Written by Elizabeth Karman

Staff and clinical leaders at the Médecins Sans Frontiers (MSF) hospital in Bentiu, South Sudan have long recognized the need for palliative care. In 2021, with the visit of an expert implementer, hospital staff now have the training, guidelines, and documentation framework needed to practice palliative and end of life care in the humanitarian hospital setting.

The 136-bed MSF hospital in Bentiu, South Sudan serves the population of a large camp for displaced civilians. Advanced clinical presentation of diseases such as HIV and tuberculosis are frustratingly common in the adult medical wards, and mortality rates tend to be high. Local clinical and nursing staff often have little to no training in palliative care practices, and the use of pain treatments such as opioids has been rare.

To better understand local knowledge and attitudes about death and providing care at the end of life, MSF outreach staff members completed a brief anthropological assessment in July 2021. In it, community members expressed value for time spent caring and being with loved ones who are nearing death, alongside a hope for ‘miraculous’ recovery. Among local staff members, concerns centered on how to have conversations about end of life and poor medical prognoses while still respecting cultural and religious beliefs.
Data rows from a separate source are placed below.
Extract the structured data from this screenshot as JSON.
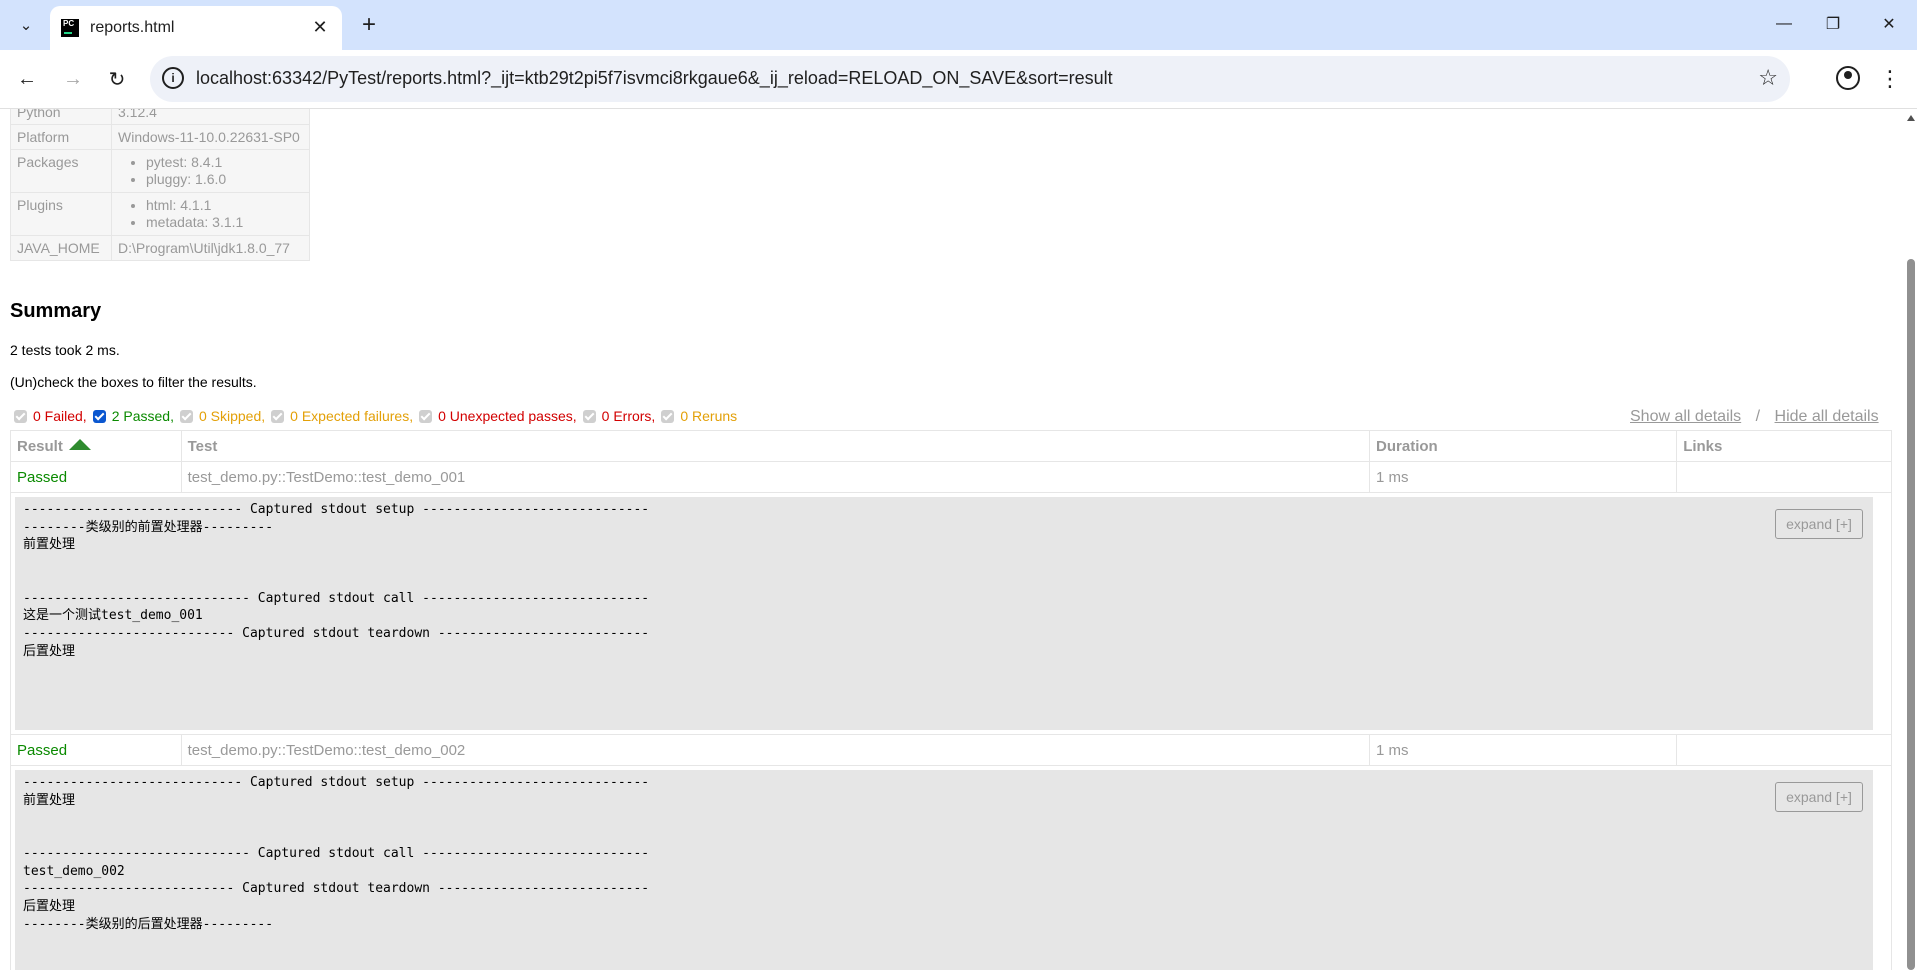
{
  "browser": {
    "tab_title": "reports.html",
    "favicon_text": "PC",
    "url": "localhost:63342/PyTest/reports.html?_ijt=ktb29t2pi5f7isvmci8rkgaue6&_ij_reload=RELOAD_ON_SAVE&sort=result",
    "icons": {
      "tab_search": "chevron-down-icon",
      "tab_close": "close-icon",
      "new_tab": "plus-icon",
      "minimize": "minimize-icon",
      "restore": "restore-icon",
      "close_window": "close-icon",
      "back": "arrow-left-icon",
      "forward": "arrow-right-icon",
      "reload": "reload-icon",
      "site_info": "info-icon",
      "bookmark": "star-icon",
      "profile": "profile-icon",
      "menu": "more-vertical-icon"
    },
    "colors": {
      "tabstrip": "#d3e3fd",
      "omnibox": "#eef1f8"
    }
  },
  "environment": [
    {
      "key": "Python",
      "value": "3.12.4"
    },
    {
      "key": "Platform",
      "value": "Windows-11-10.0.22631-SP0"
    },
    {
      "key": "Packages",
      "items": [
        "pytest: 8.4.1",
        "pluggy: 1.6.0"
      ]
    },
    {
      "key": "Plugins",
      "items": [
        "html: 4.1.1",
        "metadata: 3.1.1"
      ]
    },
    {
      "key": "JAVA_HOME",
      "value": "D:\\Program\\Util\\jdk1.8.0_77"
    }
  ],
  "summary": {
    "title": "Summary",
    "duration_text": "2 tests took 2 ms.",
    "filter_hint": "(Un)check the boxes to filter the results."
  },
  "filters": [
    {
      "label": "0 Failed,",
      "checked": false,
      "color": "#d20000"
    },
    {
      "label": "2 Passed,",
      "checked": true,
      "color": "#0a8a00"
    },
    {
      "label": "0 Skipped,",
      "checked": false,
      "color": "#e3a008"
    },
    {
      "label": "0 Expected failures,",
      "checked": false,
      "color": "#e3a008"
    },
    {
      "label": "0 Unexpected passes,",
      "checked": false,
      "color": "#d20000"
    },
    {
      "label": "0 Errors,",
      "checked": false,
      "color": "#d20000"
    },
    {
      "label": "0 Reruns",
      "checked": false,
      "color": "#e3a008"
    }
  ],
  "details_links": {
    "show_all": "Show all details",
    "separator": "/",
    "hide_all": "Hide all details"
  },
  "table": {
    "headers": {
      "result": "Result",
      "test": "Test",
      "duration": "Duration",
      "links": "Links"
    },
    "rows": [
      {
        "result": "Passed",
        "test": "test_demo.py::TestDemo::test_demo_001",
        "duration": "1 ms",
        "links": "",
        "log": "---------------------------- Captured stdout setup -----------------------------\n--------类级别的前置处理器---------\n前置处理\n\n\n----------------------------- Captured stdout call -----------------------------\n这是一个测试test_demo_001\n--------------------------- Captured stdout teardown ---------------------------\n后置处理",
        "expand_label": "expand [+]"
      },
      {
        "result": "Passed",
        "test": "test_demo.py::TestDemo::test_demo_002",
        "duration": "1 ms",
        "links": "",
        "log": "---------------------------- Captured stdout setup -----------------------------\n前置处理\n\n\n----------------------------- Captured stdout call -----------------------------\ntest_demo_002\n--------------------------- Captured stdout teardown ---------------------------\n后置处理\n--------类级别的后置处理器---------",
        "expand_label": "expand [+]"
      }
    ]
  }
}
During the visit, the implementation team worked together to select the assessment tools and documentation formats for use in Bentiu. A decision was made to keep the focus on end-of-life care for the initial hospital implementation. The documentation formats chosen cue both the clinical and nursing staff to take certain actions, such as discussing the prognosis and plan of care with the patient and family/ caregivers, considering Do Not Attempt CPR status, and guiding the assessment of patients nearing the end of their life.

Feedback from training participants was mostly positive. Many clinicians expressed that this was a wholly “new” way of caring for patients. For some, this was seen as a positive shift, while others viewed it as challenging the way they were initially taught to practice. There was concern expressed by some local staff about ethical issues such as the cultural appropriateness of discussing that an illness may lead to death, as well as concerns about a perception of staff not “doing everything” in an attempt to save a life.
When ethical concerns like these came up during implementation, a slow approach which focused on prioritizing what the multidisciplinary team could agree on proved largely successful. All agreed that patients should be as free from pain and discomfort as possible, and the team of clinical, nursing, and counselling staff worked together to make this goal a reality.

Interestingly, several clinicians were pleasantly surprised by patients’ response to appropriate morphine dosing, noting that with morphine, patients often had increased activity levels, demonstrating the impact of good pain control, running contrary to what they had initially believed.

Throughout October and November 2021, over 25 nurses were trained using a simplified version of the initial implementation materials. Palliative and end of life care have been widely embraced by the nursing staff, who have expressed that using tools such as an end of life assessment and treatment checklist help guide them to provide individualized care.

Time limitations, especially in this basic, humanitarian hospital setting, have always been a challenge. The long-term goal of practicing effective palliative and end-of-life care in Bentiu will require staff to consistently take the time for effective communication, multidisciplinary planning, and truly patient-centered care. Normalizing these practices will require ongoing support, leadership, and technical advice. But with the first steps now taken, staff in Bentiu are seeing the value in not only “saving lives”, but also in “alleviating suffering.”

Elizabeth Karman, RN, BSN, MPH, is a nurse specializing in management, acute care, and public health. She has worked in humanitarian settings in Asia and Africa with various INGOs. Elizabeth is passionate about training health care staff for quality improvement in the context of patient-centered care.